Understanding protein–protein interactions (PPIs) is quite important to elucidate crucial biological processes and even design compounds that interfere with PPIs with pharmaceutical significance. Protein–protein docking can afford the atomic structural details of protein–protein complexes, but the accurate prediction of the three-dimensional structures for protein–protein systems is still notoriously difficult due in part to the lack of an ideal scoring function for protein–protein docking. Compared with most scoring functions used in protein–protein docking, the Molecular Mechanics/Generalized Born Surface Area (MM/GBSA) and Molecular Mechanics/Poisson Boltzmann Surface Area (MM/PBSA) methodologies are more theoretically rigorous, but their overall performance for the predictions of binding affinities and binding poses for protein–protein systems has not been systematically evaluated. In this study, we first evaluated the performance of MM/PBSA and MM/GBSA to predict the binding affinities for 46 protein–protein complexes. On the whole, different force fields, solvation models, and interior dielectric constants have obvious impacts on the prediction accuracy of MM/GBSA and MM/PBSA. The MM/GBSA calculations based on the ff02 force field, the GB model developed by Onufriev et al. and a low interior dielectric constant (ε_in = 1) yield the best correlation between the predicted binding affinities and the experimental data (r_p = −0.647), which is better than MM/PBSA (r_p = −0.523) and a number of empirical scoring functions used in protein–protein docking (r_p = −0.141 to −0.529).
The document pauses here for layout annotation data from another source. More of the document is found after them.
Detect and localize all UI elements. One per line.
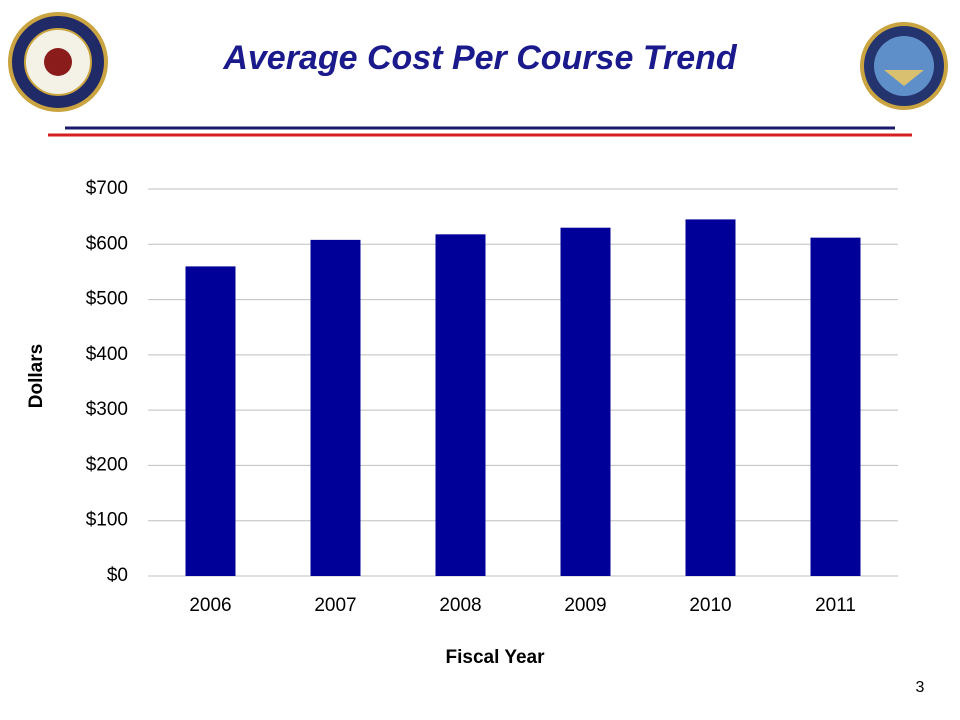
x-tick-label: 2009 [564,595,606,616]
bar [185,266,236,576]
x-axis-label: Fiscal Year [446,647,546,668]
x-tick-label: 2010 [689,595,731,616]
y-tick-label: $700 [86,178,128,199]
y-tick-label: $100 [86,510,128,531]
x-tick-label: 2008 [439,595,481,616]
y-tick-label: $200 [86,454,128,475]
logo-right [860,22,948,110]
y-tick-label: $0 [107,565,128,586]
y-tick-label: $600 [86,233,128,254]
bar [810,237,861,576]
x-tick-label: 2007 [314,595,356,616]
bar [310,239,361,576]
y-tick-label: $300 [86,399,128,420]
bar [685,219,736,576]
x-tick-label: 2006 [189,595,231,616]
logo-left [8,12,108,112]
y-tick-label: $500 [86,289,128,310]
y-axis-label: Dollars [26,344,47,408]
y-tick-label: $400 [86,344,128,365]
slide-title: Average Cost Per Course Trend [222,39,738,77]
page-number: 3 [916,679,925,696]
x-tick-label: 2011 [815,595,856,616]
bar [560,227,611,576]
bar [435,234,486,576]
Then, we examined the capability of MM/GBSA to identify the possible near-native binding structures from the decoys generated by ZDOCK for 43 protein–protein systems. The results illustrate that the MM/GBSA rescoring has better capability to distinguish the correct binding structures from the decoys than the ZDOCK scoring. Besides, the optimal interior dielectric constant of MM/GBSA for re-ranking docking poses may be determined by analyzing the characteristics of protein–protein binding interfaces. Considering the relatively high prediction accuracy and low computational cost, MM/GBSA may be a good choice for predicting the binding affinities and identifying correct binding structures for protein–protein systems.